Otto Rank (1923/1961), no seu livro O trauma do nascimento, propôs que o parto era, para o bebê, a fonte e o protótipo da sensação de ansiedade. Em 1923, Freud também se referia ao nascimento como o primeiro grande estado de ansiedade, e a ordem cronológica de tais afirmações não é inteiramente clara. Entretanto essas ideias fizeram com que Rank (1923/1961) afirmasse que todos os ataques ulteriores de ansiedade eram, na verdade, tentativas de ab-reagir
ao trauma do nascimento. Além disso, ele explicou todas as neuroses nesses mesmos moldes, desprezando o complexo de Édipo e propondo uma técnica terapêutica remodelada, baseada na superação do trauma do nascimento.
Ao que parece, foi a obra de Rank (1923/1961) que fez com que Freud reconsiderasse suas ideias sobre a relação entre a experiência do nascimento e a ansiedade. Em Inibições, sintomas e ansiedade (1926/1987), Freud afirmou que a ansiedade é uma reação à perda do objeto e que, no nascimento, tal ansiedade estaria associada ao temor da separação da mãe. Entretanto, segundo Freud (1926/1987), ainda não haveria para a criança, nessa época, objetos.

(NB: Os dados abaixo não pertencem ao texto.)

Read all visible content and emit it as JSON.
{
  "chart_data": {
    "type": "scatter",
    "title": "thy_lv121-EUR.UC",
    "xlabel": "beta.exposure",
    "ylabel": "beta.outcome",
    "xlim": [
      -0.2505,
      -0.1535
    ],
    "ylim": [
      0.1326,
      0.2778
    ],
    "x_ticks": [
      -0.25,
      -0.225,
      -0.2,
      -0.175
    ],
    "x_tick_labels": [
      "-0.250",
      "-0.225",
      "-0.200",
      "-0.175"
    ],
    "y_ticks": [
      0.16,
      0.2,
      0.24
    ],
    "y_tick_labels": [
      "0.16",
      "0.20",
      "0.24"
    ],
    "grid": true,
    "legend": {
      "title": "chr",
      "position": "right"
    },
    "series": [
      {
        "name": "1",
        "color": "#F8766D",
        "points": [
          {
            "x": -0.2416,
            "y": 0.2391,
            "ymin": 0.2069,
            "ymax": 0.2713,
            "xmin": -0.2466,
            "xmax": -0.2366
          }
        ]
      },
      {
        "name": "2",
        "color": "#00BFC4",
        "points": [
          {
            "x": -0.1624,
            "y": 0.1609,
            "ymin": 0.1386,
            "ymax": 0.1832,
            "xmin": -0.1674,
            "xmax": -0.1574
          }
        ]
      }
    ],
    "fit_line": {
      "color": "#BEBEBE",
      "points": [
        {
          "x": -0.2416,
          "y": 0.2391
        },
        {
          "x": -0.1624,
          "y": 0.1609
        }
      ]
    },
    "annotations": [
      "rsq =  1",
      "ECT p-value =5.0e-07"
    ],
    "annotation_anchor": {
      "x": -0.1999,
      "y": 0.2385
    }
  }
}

Em 1949, Winnicott retoma essa discussão, reforçando a ideia de que não é possível para o bebê, no nascimento, experimentar subjetivamente uma separação da mãe, visto que o feto não tem consciência da existência de um objeto (Winnicott, 1949/2000). Entretanto é inegável que o bebê, ao nascer, dá um passo importante do narcisismo absoluto para a percepção de um mundo externo e para a gradativa descoberta dos objetos até então ignorados (Freud, 1926/1987).
Assim, Winnicott (1949/2000) propõe três categorias de experiência do nascimento. Na primeira, chamada de experiência normal, o nascimento é experimentado de uma forma não traumática, em virtude de sua não significância. O bebê o vive como mais um dos elementos incluídos numa série de acontecimentos favoráveis, e que o levam ao desenvolvimento da autoconfiança, do senso de continuidade, de estabilidade e de segurança. Já no segundo tipo, chamado de experiência traumática comum, existe a necessidade de o bebê reagir a um estímulo, mas ao mesmo tempo é vivido como uma experiência que se mistura, ao longo do desenvolvimento, com outros acontecimentos ambientais traumáticos, vindo a confundir-se com estes. E o terceiro tipo, a experiência traumática extrema, poderia ser considerado o verdadeiro trauma do nascimento.
A experiência do nascimento, segundo Winnicott (1949/2000), nada tem a ver com a percepção do recém-nascido de que esteja sendo separado do corpo da mãe. Apesar disso, nessa época, já existe um início de desenvolvimento emocional, o que habilita o bebê a reagir a certa dose de estímulos ambientais. Entretanto tal capacidade ainda é muito rudimentar, e qualquer perturbação que a ultrapasse é contraproducente ao desenvolvimento saudável, uma vez que exige que o bebê reaja. E nesse estágio inicial o ego ainda não está suficientemente desenvolvido para que haja uma reação sem perda do senso de continuidade do vir a ser, e sem perda de identidade.
Dessa forma, o trauma do nascimento é, na maioria dos casos, apenas ligeiramente importante, e faz com que os indivíduos busquem um novo nascimento, no qual sua linha de continuidade não seja demasiadamente perturbada. Entretanto, em alguns casos, a experiência inicial é tão intensa e produz efeitos tão adversos que impede que o indivíduo faça verdadeiros progressos em seu desenvolvimento (Winnicott, 1949/2000).